Harry Counsell

Personal information
- Full name: Henry James Counsell
- Date of birth: 10 April 1909
- Place of birth: Preston, England
- Date of death: January 1990 (aged 80)
- Place of death: Burnley, England
- Position(s): Defender

Senior career*
- Years: Team / Apps / (Gls)
- 19xx–1929: Chorley
- 1929–1931: Nelson / 3 / (0)
- 1931–1933: Great Harwood
- 1933–1935: Clitheroe
- 1935–19xx: Lancaster Town

= Harry Counsell =

English footballer

Henry James Counsell (10 April 1909 – January 1990) was an English footballer who played as a defender. He made three appearances in the Football League Third Division North while playing for Nelson. He also spent several seasons in non-league football.

==Biography==
Harry Counsell was born in the town of Preston, Lancashire, on 10 April 1909 and attended Great Marsden School in Nelson before beginning his football career.
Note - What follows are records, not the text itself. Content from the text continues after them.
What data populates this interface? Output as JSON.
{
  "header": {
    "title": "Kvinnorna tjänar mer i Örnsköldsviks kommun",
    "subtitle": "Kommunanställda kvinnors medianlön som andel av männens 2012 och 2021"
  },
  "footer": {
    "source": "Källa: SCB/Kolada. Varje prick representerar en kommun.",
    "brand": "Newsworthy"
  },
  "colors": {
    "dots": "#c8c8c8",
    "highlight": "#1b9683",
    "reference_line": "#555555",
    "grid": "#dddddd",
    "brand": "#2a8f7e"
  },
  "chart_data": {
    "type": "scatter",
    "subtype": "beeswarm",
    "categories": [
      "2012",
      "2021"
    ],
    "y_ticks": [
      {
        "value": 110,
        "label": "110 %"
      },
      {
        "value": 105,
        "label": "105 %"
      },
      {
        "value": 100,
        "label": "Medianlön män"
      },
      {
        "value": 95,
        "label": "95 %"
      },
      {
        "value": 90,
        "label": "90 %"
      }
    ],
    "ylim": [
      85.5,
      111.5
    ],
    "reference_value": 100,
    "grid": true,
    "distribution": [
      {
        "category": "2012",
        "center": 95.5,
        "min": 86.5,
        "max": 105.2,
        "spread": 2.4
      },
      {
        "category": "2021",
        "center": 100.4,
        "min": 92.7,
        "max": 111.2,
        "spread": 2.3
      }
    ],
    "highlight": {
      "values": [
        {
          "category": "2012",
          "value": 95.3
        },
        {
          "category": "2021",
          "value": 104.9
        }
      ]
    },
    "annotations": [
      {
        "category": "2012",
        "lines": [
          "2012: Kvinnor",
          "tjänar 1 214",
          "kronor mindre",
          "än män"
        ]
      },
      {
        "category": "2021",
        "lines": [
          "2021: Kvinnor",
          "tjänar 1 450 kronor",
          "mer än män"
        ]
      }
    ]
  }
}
He died in Burnley in January 1990, at the age of 80.

==Playing career==
Counsell started his career with Chorley in the Lancashire Combination. He moved to Football League Third Division North side Nelson for the 1929–30 season, but did not feature for the first team during the campaign. He made his Football League debut on 28 March 1931, deputising at right-back for the injured Gilbert Richmond in the 0–3 defeat away at Rotherham United. Counsell made two more appearances for the club, including the 2–1 win against Wigan Borough, which proved to be Nelson's final Football League victory. In May 1931, after ten years in the League, Nelson finished bottom of the division and failed re-election. Counsell stayed with the club as they joined the Lancashire Combination for the 1931–32 season, but left shortly afterwards.

Upon leaving Nelson, Counsell signed for fellow Combination side Great Harwood. He stayed with the club for two seasons, helping them to 15th-place and 17th-place finishes, before transferring to Clitheroe in August 1933. Two years later, he joined Lancaster Town (again in the Lancashire Combination), where he ended his career.